Домашние обращались к ней всегда и при любых случаях. Домашние – отец с матерью. Но о них особый разговор.

Старшие Романовские, Вера и Георгий постоянно отдыхали, преимущественно в азиатских странах. Оба любили море и обожали жару. Но не это главное, с рождением Анны, сила рода иссякла, полностью перейдя в маленькую дочку. И ничего нельзя было поделать. Самый старший Романовский, дед, внезапно потеряв возможность управлять бесами и мстить обидчикам, сошел с ума и бросился с моста в реку, вылетел из тела, но не ушел, а беспокоясь о своей дальнейшей судьбе, побаиваясь Владыки Мира, остался возле родственников и объявил себя хранителем семьи Романовских. Его настойчивые приставания никого не трогали, кроме слабенькой во всех смыслах Татьяны. Но об этом уже было сказано.

Иной раз, когда семейным помощь была не нужна, дед не знал, куда себя деть. Тогда он приставал к прислуге дома. Ходил за вечно пьяненьким Ильей Степанычем, являлся ему повсюду и грозил пальцем. Тоже он проделывал с домработницей, Юлией Евгеньевной и она, приготовляя суп, так как еще выполняла функции повара, визжала и кидалась в полупрозрачного деда прихватками. Нянечка, Ольга реагировала спокойнее, тем более явление старшего Романовского, никогда не проходило не замеченным бабушкой, Анфисой Сергеевной, которая всегда сердилась и кричала на него, как на беса:

– А ну, хулиган, брысь отсюда!

Дед, поглядев на нее усталым взглядом, исчезал, со вздохом печали.

Анфиса Сергеевна, правда, еще долго не могла успокоиться, и встревожено, кричала:

– Чего ты тут ходишь? Иди, Домой! Чтобы тебя не ожидало, иди!

И добавляла, гневно потрясая кулаками:

– Здесь тяжкий мир, разве не ясно, дурак ты старый? Тяжкий!

Анна никогда не угрожала деду, никогда не выговаривала ему. Да он и сам побаивался приближаться к Анне, разве что к Татьяне…

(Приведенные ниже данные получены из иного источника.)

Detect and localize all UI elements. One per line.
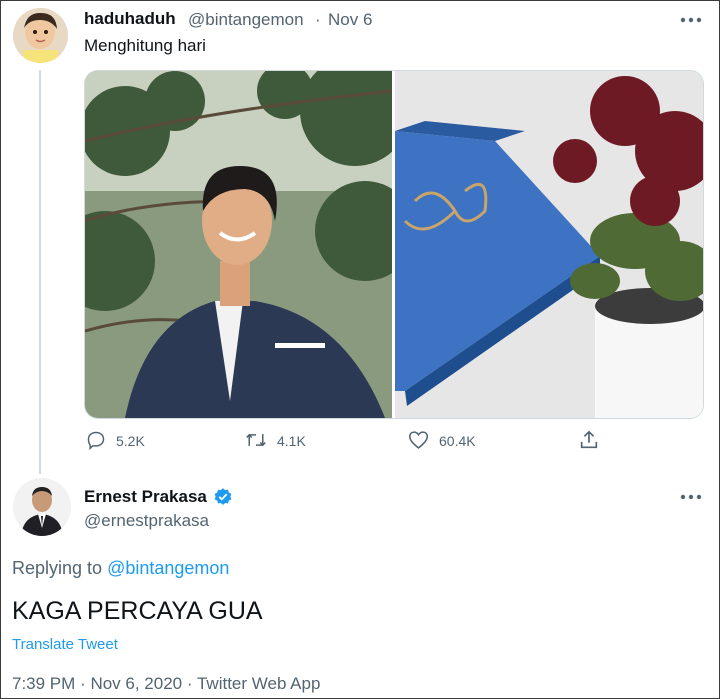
tweet-full-date[interactable]: Nov 6, 2020 [90,674,182,693]
reply-more-options-icon[interactable] [680,490,702,504]
avatar-bintangemon[interactable] [13,8,68,63]
share-icon [578,429,600,454]
tweet-time[interactable]: 7:39 PM [12,674,75,693]
tweet-date[interactable]: Nov 6 [328,10,372,30]
more-options-icon[interactable] [680,13,702,27]
thread-connector-line [39,70,41,474]
reply-button[interactable]: 5.2K [86,430,145,452]
heart-icon [408,430,429,453]
tweet-metadata: 7:39 PM · Nov 6, 2020 · Twitter Web App [12,674,320,694]
replying-to-line: Replying to @bintangemon [12,558,229,579]
retweet-count: 4.1K [277,433,306,449]
meta-separator: · [186,674,193,693]
share-button[interactable] [578,430,600,452]
reply-display-name[interactable]: Ernest Prakasa [84,487,207,507]
display-name[interactable]: haduhaduh [84,9,176,29]
photo-blue-book-and-flower[interactable] [395,71,703,418]
translate-tweet-link[interactable]: Translate Tweet [12,636,118,653]
tweet-text: Menghitung hari [84,36,206,55]
like-count: 60.4K [439,433,476,449]
reply-user-handle[interactable]: @ernestprakasa [84,511,209,531]
like-button[interactable]: 60.4K [408,430,476,452]
reply-icon [86,430,106,453]
verified-badge-icon [213,487,233,507]
separator: · [315,10,321,29]
retweet-button[interactable]: 4.1K [245,430,306,452]
user-handle[interactable]: @bintangemon [188,10,304,30]
retweet-icon [245,430,267,453]
tweet-source[interactable]: Twitter Web App [197,674,320,693]
meta-separator: · [80,674,86,693]
replying-to-prefix: Replying to [12,558,103,578]
replying-to-mention[interactable]: @bintangemon [107,558,229,578]
photo-man-in-suit[interactable] [85,71,415,418]
avatar-ernestprakasa[interactable] [13,478,71,536]
reply-count: 5.2K [116,433,145,449]
tweet-media[interactable] [84,70,704,419]
reply-tweet-text: KAGA PERCAYA GUA [12,597,263,625]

На рассвете сестры вышли в сад, босиком, поеживаясь от холодной росы, подняли руки к небу. Закрыли глаза, сосредоточились и хлопнули в ладоши, захватывая белую энергию, щедрым потоком льющуюся с Небес. Протянули эту энергию сквозь себя в землю и оттуда, из-под земли схватили уже красную, перемешивая.

Души сестер затянуло в плотный кокон защиты. Кокон под действием двух потоков энергий, постепенно разрастаясь, обволок их тела и, когда вышел за пределы тел, сестры остановились, закрепляя результат собственными энергиями, схожими с серебристой ртутью.

– На сегодня зарядка окончена! – весело объявила Анна.